Une «analyse churn», quant à elle, montre si et à quel moment des mesures de réactivation sont nécessaires afin que les clients ne passent pas à la concurrence. Cela vous aide à utiliser de manière ciblée le budget des campagnes et à accompagner les clients avec des mesures de communication tout au long du Customer Journey et de leur cycle de vie.
Comparaison avec le marché global
Les choses deviennent encore plus intéressantes si vos analystes comparent vos propres données clients au marché global. Ainsi, vous identifiez quelles sont les caractéristiques de vos propres clients qui sont plus ou moins prononcées par rapport à la population globale. Avec ces conclusions, vous pouvez concevoir des campagnes publicitaires de manière à aborder avant tout les personnes ayant les mêmes caractéristiques et ne faisant pas encore partie de vos clients.

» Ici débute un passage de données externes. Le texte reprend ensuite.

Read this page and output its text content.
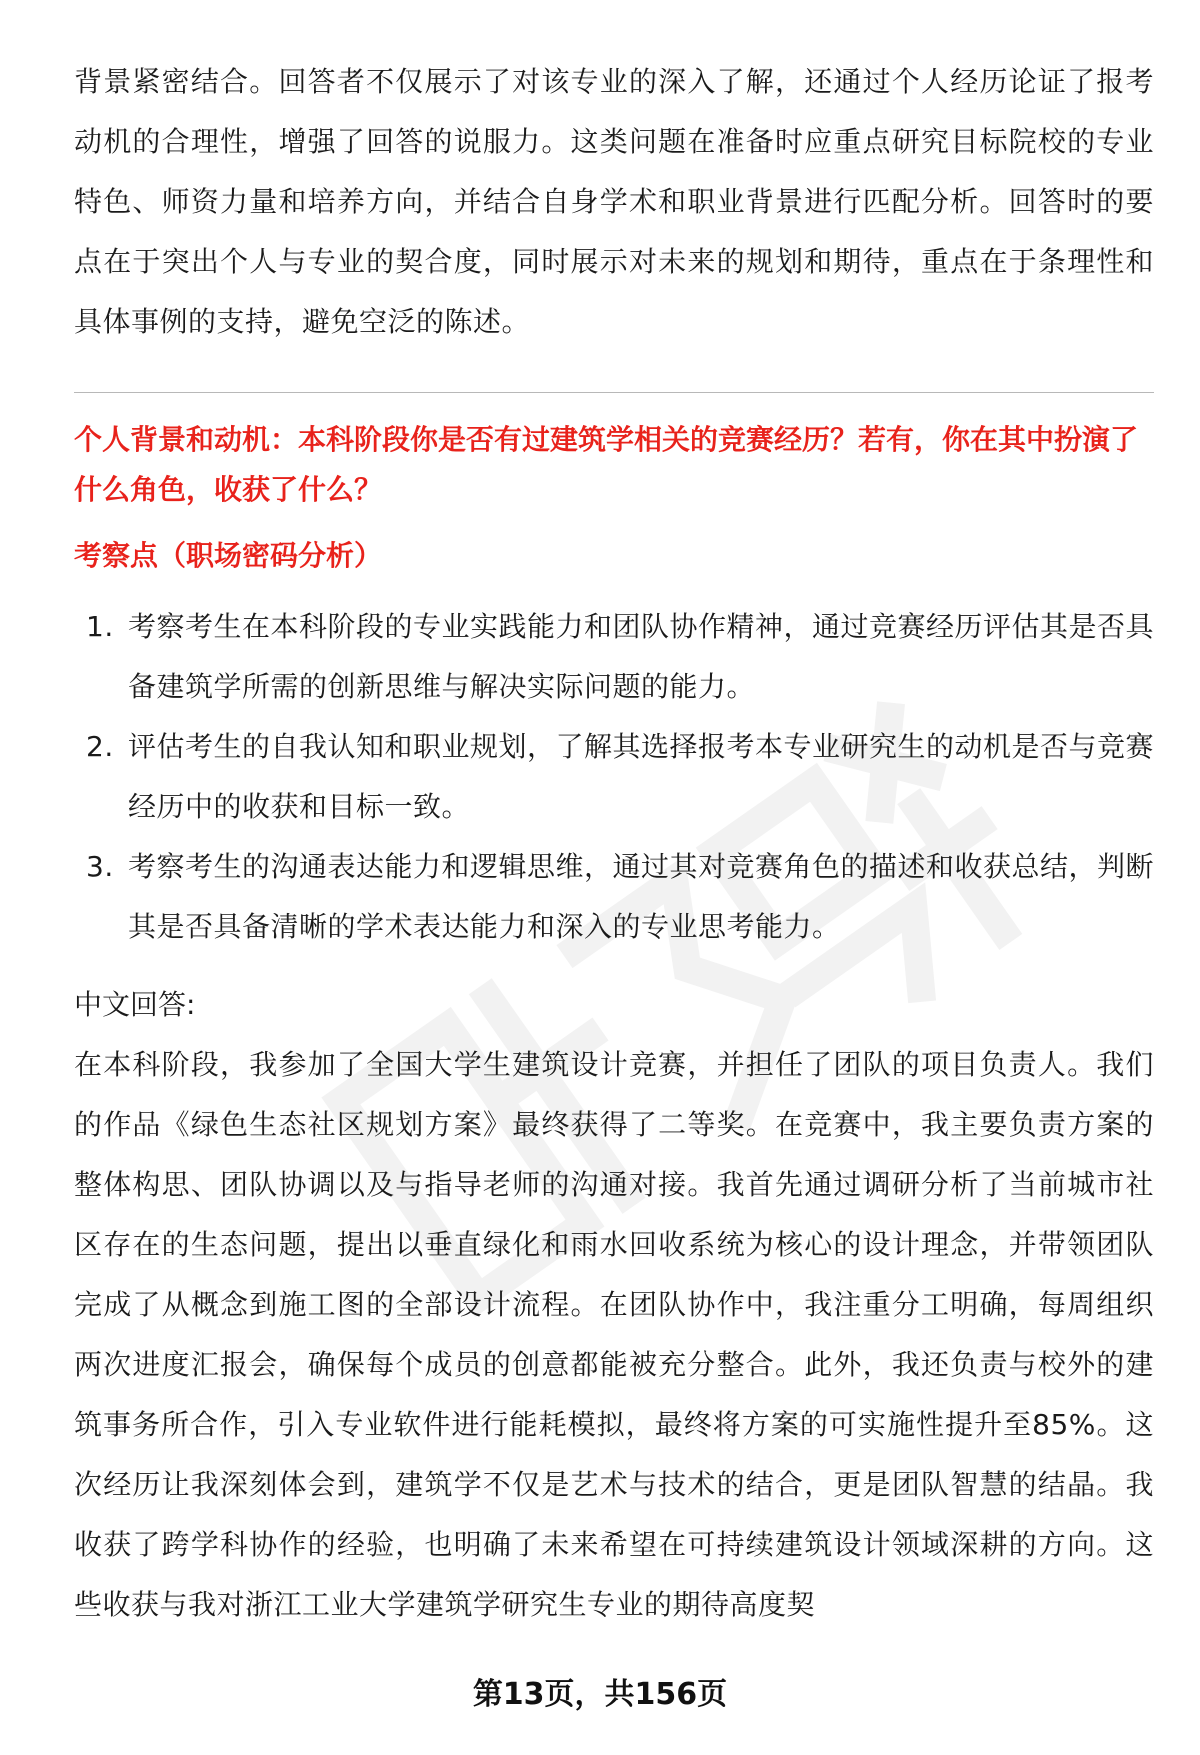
背景紧密结合。回答者不仅展示了对该专业的深入了解，还通过个人经历论证了报考动机的合理性，增强了回答的说服力。这类问题在准备时应重点研究目标院校的专业特色、师资力量和培养方向，并结合自身学术和职业背景进行匹配分析。回答时的要点在于突出个人与专业的契合度，同时展示对未来的规划和期待，重点在于条理性和具体事例的支持，避免空泛的陈述。

个人背景和动机：本科阶段你是否有过建筑学相关的竞赛经历？若有，你在其中扮演了什么角色，收获了什么？

考察点（职场密码分析）

1. 考察考生在本科阶段的专业实践能力和团队协作精神，通过竞赛经历评估其是否具备建筑学所需的创新思维与解决实际问题的能力。
2. 评估考生的自我认知和职业规划，了解其选择报考本专业研究生的动机是否与竞赛经历中的收获和目标一致。
3. 考察考生的沟通表达能力和逻辑思维，通过其对竞赛角色的描述和收获总结，判断其是否具备清晰的学术表达能力和深入的专业思考能力。

中文回答:

在本科阶段，我参加了全国大学生建筑设计竞赛，并担任了团队的项目负责人。我们的作品《绿色生态社区规划方案》最终获得了二等奖。在竞赛中，我主要负责方案的整体构思、团队协调以及与指导老师的沟通对接。我首先通过调研分析了当前城市社区存在的生态问题，提出以垂直绿化和雨水回收系统为核心的设计理念，并带领团队完成了从概念到施工图的全部设计流程。在团队协作中，我注重分工明确，每周组织两次进度汇报会，确保每个成员的创意都能被充分整合。此外，我还负责与校外的建筑事务所合作，引入专业软件进行能耗模拟，最终将方案的可实施性提升至85%。这次经历让我深刻体会到，建筑学不仅是艺术与技术的结合，更是团队智慧的结晶。我收获了跨学科协作的经验，也明确了未来希望在可持续建筑设计领域深耕的方向。这些收获与我对浙江工业大学建筑学研究生专业的期待高度契

第13页，共156页
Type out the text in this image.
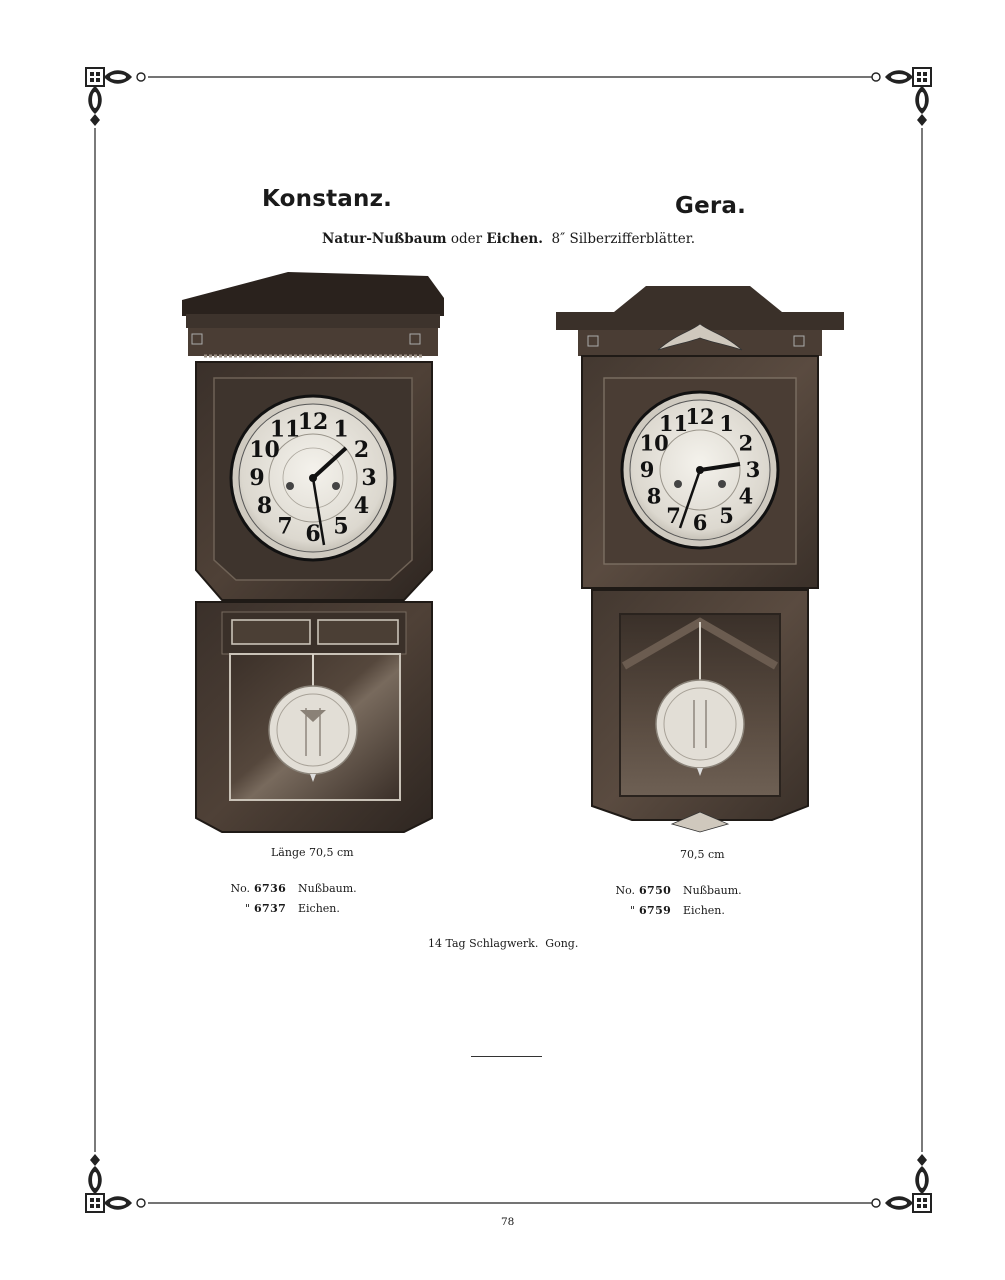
Konstanz.	Gera.
Natur-Nußbaum oder Eichen. 8″ Silberzifferblätter.
12 1
2
3
4
5
6
7
8
9
10
11	12 1
2
3
4
5
6
7
8
9
10
11
Länge 70,5 cm	70,5 cm
No. 6736	Nußbaum.
" 6737	Eichen.
No. 6750	Nußbaum.
" 6759	Eichen.
14 Tag Schlagwerk.  Gong.
78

Commencer par des cas d’application
Mais que faire si la situation en matière de données est modeste? Jürg Meierhofer est professeur et chercheur à la Haute école zurichoise de sciences appliquées ZHAW, sur le thème du Smart Service Engineering. Il étudie chaque jour la création d’utilité de service à partir de données et recommande les mesures intermédiaires suivantes: «Si la base de données n’en est qu’à son commencement, des collaborateurs expérimentés peuvent compléter les connaissances requises pour créer un modèle. Ou des entreprises commencent par un cas d’application qui génère déjà une première utilité sur une base de données simple. Cela fait naître le désir d’en avoir plus et permet de surmonter la période jusqu’à ce que d’autres données soient collectées et mises à jour.»
Afin d’enrichir la base de données numérique ou de vérifier des prévisions à partir de modèles, il vaut la peine de tester des éléments de la campagne. Un test A/B classique en est un exemple afin de comparer la performance de différents moyens publicitaires. On peut également tester quel call to action motive le mieux le groupe cible à agir. Quelles que soient les analyses que choisissent les entreprises: l’utilisation de décisions basées sur les données rend les campagnes plus pertinentes et plus efficaces, donc plus réussies. Et cela motive à la fois les data scientists et les créatifs.
Les créatifs se basent plus sur les données
L’étudie mentionnée de McKinsey ne montre pas uniquement que les entreprises ayant des équipes intégrées composées de créatifs et d’analystes de données réussissent nettement mieux que la moyenne. L’étroite collaboration au sein de l’équipe de campagne modifie également le travail en tant que tel. L’intégration de la data science permet de rendre les fonctions créatives plus basées sur les données, et le marketing basé sur les données plus créatif.
Comment est-ce possible? Selon McKinsey, les informations de la clientèle ont été longtemps le terrain de prédilection des analystes de données. Maintenant, les informations et les données sont également utilisées par les spécialistes créatifs dans le marketing, tels que les gestionnaires de campagne et les producteurs de contenus. Ainsi, les connaissances sur les utilisateurs se retrouvent au centre de la gestion des campagnes. Cela rehausse le rôle des analystes de données et leur confère une nouvelle voix au sein du processus créatif. Ils sont plus fortement impliqués, participent activement à la création d’une nouvelle campagne. Ils développent eux-mêmes à partir de leurs données des idées créatives que l’équipe de marketing peut vérifier et mettre en œuvre.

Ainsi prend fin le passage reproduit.